User avatar #119 - lulzfornigeriagirl (09/14/2014) [-]
how long did it take you to go from a normal body to a fit (6 pack type) looking one? Implying you exercised right and ate correctly/alot.
User avatar #120 to #119 - marinepenguin (09/14/2014) [-]
I've always been athletic and had a six pack after hitting puberty. Although I was considered under weight at my height.

145lbs at 6'3

It took me a year to gain 50 pounds though.
User avatar #159 to #120 - lulzfornigeriagirl (09/18/2014) [-]
how do you feel about sugar (23g for 2.6L) and non-sugar orange juice (that 100% pure **** ). Is it bad if I drink like 2L a week?
When i started working out I stopped drinking cola which i used to drink like 3L a week. I crave juice sometimes.v
User avatar #160 to #159 - marinepenguin (09/18/2014) [-]
Not all sugar is bad. Orange juice is fine. You don't have to dial in in your diet that badly.
User avatar #162 to #160 - lulzfornigeriagirl (09/19/2014) [-]
Also do you happen to know how bad pizza is from fast food pizza joints? It aint deep fried, thats a start.
User avatar #163 to #162 - marinepenguin (09/19/2014) [-]
Fast food isn't too bad for you every now and then. It's very calorie dense and it can help you get in more calories a day. So while having a pizza or burger every couple days won't hurt, don't go overboard.
User avatar #161 to #160 - lulzfornigeriagirl (09/19/2014) [-]
I just realized I ****** up, its 23g PER 250 ml. Nah **** thats too much especially since I got addicted and drank it all in a day.
User avatar #121 to #120 - lulzfornigeriagirl (09/14/2014) [-]
Do you mind if i ask you a bunch of fitness related questions either today or tommorow?
User avatar #122 to #121 - marinepenguin (09/15/2014) [-]
Not at all
User avatar #123 to #122 - lulzfornigeriagirl (09/15/2014) [-]
How is your diet like? I'm guessing you track calories and make sure to eat the recommended amount needed to gain muscle at your current height/weight/age.
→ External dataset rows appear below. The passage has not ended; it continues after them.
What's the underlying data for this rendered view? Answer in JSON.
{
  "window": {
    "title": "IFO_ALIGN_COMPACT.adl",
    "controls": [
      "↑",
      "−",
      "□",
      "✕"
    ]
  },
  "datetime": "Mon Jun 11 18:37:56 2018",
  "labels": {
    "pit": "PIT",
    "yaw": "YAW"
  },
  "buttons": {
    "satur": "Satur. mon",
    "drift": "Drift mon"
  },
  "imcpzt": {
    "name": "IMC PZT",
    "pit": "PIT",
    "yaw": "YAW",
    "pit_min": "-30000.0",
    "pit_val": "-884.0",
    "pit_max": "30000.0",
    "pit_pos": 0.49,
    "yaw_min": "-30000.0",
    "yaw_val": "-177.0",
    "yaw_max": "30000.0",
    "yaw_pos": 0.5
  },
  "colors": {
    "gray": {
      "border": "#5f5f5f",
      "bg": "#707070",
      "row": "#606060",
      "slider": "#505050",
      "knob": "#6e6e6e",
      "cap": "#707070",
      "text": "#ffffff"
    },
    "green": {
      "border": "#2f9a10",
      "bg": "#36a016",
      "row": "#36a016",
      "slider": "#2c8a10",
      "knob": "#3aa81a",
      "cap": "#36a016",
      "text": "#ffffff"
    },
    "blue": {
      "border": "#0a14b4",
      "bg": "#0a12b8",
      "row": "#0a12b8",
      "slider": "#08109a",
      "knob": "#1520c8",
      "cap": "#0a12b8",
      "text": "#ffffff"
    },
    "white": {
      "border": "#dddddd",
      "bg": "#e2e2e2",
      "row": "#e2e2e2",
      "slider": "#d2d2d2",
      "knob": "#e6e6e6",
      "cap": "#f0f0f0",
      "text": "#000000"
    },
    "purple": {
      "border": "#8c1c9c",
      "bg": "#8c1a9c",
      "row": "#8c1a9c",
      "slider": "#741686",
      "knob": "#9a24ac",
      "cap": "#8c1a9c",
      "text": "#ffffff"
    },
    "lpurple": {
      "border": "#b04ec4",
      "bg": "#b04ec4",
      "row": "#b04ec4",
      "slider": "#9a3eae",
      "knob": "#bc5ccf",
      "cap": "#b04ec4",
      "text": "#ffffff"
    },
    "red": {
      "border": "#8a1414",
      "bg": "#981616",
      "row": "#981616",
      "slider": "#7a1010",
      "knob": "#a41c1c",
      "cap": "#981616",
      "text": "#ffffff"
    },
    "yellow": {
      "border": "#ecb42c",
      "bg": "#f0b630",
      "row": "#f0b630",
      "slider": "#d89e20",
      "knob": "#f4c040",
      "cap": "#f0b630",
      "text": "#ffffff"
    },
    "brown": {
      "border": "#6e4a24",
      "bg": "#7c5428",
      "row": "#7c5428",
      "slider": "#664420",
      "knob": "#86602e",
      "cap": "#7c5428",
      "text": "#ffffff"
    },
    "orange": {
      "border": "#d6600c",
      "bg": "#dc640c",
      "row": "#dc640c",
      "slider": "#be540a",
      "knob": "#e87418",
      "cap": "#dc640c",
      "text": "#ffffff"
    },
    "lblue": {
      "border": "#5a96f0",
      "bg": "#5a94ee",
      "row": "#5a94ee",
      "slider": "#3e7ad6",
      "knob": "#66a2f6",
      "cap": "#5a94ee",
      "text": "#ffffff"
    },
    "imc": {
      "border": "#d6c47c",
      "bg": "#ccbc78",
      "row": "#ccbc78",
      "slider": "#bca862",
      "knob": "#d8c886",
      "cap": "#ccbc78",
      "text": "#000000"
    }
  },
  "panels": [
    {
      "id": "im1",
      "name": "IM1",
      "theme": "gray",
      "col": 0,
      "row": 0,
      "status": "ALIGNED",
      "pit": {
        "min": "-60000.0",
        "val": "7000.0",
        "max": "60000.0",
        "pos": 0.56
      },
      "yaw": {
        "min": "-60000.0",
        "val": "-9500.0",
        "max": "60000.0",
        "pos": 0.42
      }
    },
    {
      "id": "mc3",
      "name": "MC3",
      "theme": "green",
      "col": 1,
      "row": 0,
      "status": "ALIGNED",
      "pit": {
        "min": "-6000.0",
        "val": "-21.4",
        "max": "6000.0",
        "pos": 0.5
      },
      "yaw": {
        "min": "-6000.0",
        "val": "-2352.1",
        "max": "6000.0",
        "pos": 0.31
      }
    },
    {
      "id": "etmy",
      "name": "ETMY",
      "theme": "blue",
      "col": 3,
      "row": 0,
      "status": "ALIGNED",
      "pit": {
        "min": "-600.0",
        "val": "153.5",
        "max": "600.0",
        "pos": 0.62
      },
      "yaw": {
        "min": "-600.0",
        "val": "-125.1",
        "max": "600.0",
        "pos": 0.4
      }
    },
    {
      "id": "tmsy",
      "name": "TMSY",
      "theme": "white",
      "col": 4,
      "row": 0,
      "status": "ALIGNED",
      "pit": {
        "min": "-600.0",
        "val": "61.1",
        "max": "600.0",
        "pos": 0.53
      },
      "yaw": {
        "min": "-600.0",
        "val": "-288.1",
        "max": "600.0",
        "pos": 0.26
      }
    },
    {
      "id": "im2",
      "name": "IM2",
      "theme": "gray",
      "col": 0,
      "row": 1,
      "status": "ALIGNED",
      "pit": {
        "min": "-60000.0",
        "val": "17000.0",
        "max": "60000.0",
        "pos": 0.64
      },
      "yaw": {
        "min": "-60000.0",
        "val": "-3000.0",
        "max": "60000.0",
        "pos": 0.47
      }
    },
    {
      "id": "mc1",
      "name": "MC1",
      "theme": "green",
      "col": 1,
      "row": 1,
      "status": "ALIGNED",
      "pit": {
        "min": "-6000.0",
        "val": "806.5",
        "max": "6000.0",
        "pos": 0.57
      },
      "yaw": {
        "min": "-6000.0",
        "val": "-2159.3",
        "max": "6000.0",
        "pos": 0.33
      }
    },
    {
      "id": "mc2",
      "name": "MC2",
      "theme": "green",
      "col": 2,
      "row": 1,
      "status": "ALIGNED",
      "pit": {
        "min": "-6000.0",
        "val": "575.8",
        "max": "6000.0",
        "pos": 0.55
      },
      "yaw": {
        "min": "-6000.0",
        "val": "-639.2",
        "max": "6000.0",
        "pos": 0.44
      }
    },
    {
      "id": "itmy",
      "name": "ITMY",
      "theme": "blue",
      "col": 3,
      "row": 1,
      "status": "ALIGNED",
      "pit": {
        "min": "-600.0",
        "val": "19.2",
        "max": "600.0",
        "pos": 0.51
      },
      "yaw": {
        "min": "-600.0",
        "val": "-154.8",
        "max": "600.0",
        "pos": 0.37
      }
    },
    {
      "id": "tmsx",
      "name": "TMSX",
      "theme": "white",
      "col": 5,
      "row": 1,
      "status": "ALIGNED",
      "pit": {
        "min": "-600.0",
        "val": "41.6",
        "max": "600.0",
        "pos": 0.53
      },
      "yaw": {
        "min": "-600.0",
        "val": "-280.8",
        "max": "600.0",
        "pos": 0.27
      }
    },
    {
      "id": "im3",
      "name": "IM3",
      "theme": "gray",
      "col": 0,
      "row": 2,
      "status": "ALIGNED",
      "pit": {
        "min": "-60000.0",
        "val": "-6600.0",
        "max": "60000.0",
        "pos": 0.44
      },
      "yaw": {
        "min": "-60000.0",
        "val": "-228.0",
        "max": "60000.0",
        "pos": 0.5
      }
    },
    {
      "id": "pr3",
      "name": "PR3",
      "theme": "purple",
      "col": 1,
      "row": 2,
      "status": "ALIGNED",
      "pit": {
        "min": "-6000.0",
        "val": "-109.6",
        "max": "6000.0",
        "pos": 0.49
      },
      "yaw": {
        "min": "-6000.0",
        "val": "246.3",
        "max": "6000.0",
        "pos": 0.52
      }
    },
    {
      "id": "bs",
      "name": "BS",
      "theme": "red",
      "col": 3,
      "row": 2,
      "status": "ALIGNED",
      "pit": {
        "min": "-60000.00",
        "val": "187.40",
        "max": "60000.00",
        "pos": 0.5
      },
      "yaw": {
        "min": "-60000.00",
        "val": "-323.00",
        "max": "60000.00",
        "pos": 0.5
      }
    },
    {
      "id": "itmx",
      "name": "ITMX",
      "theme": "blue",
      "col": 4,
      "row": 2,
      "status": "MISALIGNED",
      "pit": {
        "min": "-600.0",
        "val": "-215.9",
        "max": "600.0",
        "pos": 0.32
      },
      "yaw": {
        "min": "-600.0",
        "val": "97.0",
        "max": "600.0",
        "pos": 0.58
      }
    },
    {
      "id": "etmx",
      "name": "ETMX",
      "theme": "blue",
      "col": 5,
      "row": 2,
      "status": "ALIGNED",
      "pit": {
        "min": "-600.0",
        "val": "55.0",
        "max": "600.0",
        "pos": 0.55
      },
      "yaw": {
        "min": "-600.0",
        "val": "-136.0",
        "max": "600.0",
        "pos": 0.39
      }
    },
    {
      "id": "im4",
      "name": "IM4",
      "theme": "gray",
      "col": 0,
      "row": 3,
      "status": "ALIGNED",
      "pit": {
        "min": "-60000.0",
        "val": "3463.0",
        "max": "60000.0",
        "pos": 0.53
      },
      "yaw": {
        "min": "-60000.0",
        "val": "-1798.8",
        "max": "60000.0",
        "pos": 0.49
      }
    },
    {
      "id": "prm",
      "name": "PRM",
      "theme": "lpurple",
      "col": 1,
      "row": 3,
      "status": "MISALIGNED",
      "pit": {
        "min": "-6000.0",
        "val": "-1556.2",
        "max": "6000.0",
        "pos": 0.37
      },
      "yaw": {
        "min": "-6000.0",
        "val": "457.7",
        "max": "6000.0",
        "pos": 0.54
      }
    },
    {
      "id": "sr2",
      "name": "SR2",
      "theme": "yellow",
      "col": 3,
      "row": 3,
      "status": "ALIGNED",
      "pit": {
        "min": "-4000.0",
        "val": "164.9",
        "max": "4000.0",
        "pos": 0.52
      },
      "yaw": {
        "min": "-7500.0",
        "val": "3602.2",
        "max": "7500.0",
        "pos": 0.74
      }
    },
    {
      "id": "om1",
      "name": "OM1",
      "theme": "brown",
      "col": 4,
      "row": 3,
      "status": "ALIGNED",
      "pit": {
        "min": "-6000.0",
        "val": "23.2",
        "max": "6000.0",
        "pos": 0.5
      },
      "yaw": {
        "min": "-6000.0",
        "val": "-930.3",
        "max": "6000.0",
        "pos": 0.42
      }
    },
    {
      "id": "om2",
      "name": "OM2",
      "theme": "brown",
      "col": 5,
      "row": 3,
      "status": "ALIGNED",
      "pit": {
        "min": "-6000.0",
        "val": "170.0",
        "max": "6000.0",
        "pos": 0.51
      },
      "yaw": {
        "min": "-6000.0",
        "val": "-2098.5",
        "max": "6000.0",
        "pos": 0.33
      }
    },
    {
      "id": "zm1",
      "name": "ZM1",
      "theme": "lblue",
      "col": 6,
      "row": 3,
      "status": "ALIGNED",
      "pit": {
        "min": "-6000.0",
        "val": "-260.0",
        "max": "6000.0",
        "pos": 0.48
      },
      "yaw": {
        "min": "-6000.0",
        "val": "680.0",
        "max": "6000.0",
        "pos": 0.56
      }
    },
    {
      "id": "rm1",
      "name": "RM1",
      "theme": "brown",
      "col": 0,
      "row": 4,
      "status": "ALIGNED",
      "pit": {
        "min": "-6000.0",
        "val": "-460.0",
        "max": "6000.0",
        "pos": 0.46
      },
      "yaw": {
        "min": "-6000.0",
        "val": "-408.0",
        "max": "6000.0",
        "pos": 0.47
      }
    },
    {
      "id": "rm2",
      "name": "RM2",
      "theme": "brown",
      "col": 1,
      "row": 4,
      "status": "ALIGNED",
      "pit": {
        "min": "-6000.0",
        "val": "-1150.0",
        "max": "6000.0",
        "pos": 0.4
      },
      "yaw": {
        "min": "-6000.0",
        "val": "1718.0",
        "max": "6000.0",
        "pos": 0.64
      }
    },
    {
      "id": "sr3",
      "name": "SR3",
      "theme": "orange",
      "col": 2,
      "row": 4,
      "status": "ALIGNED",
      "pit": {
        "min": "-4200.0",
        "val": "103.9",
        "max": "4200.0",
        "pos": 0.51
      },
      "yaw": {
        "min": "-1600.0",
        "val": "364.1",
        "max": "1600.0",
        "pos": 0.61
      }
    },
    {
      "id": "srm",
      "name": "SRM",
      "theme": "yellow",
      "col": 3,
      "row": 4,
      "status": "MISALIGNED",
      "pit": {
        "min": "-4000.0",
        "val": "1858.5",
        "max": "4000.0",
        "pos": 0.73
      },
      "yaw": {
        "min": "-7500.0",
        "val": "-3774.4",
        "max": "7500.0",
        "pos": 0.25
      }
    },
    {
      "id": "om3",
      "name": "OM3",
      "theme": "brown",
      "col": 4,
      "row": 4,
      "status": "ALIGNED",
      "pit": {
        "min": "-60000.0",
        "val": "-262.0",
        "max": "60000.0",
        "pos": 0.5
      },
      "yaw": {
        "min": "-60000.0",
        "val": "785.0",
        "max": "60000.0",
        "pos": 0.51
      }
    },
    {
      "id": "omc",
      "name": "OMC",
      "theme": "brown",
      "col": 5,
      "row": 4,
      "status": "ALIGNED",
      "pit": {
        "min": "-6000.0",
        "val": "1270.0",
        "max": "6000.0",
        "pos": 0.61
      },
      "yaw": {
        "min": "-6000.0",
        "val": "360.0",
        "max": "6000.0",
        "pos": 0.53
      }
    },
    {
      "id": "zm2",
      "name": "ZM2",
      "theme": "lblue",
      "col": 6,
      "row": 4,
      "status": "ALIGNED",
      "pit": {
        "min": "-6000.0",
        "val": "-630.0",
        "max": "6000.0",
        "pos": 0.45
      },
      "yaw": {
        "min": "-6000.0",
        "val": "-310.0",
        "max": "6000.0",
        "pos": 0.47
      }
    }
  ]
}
I have a lot of time on my hands this semester and I've been working out everyday for the past 2 weeks. I'v been repeating
1. Abs, legs (main focus is abs though)
2. Chest and Back area
3. Shoulders, Biceps and Triceps
but I've noticed that I feel using my Arm muscles during focus on the Chest/back area so I should probably go about doing a upper body/leg split where I alternate? Giving my chest, back, abs and arms just enough time for the protein synthesis window, the next day focusing on legs? I really am OK with working out everyday, I truly have the time for it, I have only 4 hours of class. So basically do you think this split is ok? Most people on /fit/ see no problem with it? inb4 beginurs suldnt do so moch, no pls
User avatar #124 to #123 - lulzfornigeriagirl (09/15/2014) [-]
I work out 1.5 hrs each day, at home also. About to get a bench that is incline-able.
User avatar #125 to #124 - marinepenguin (09/15/2014) [-]
My diet has become a bit more relaxed recently, but when I was seriously into the diet I made sure I ate 4000 calories a day and had 200+ grams of protein a day.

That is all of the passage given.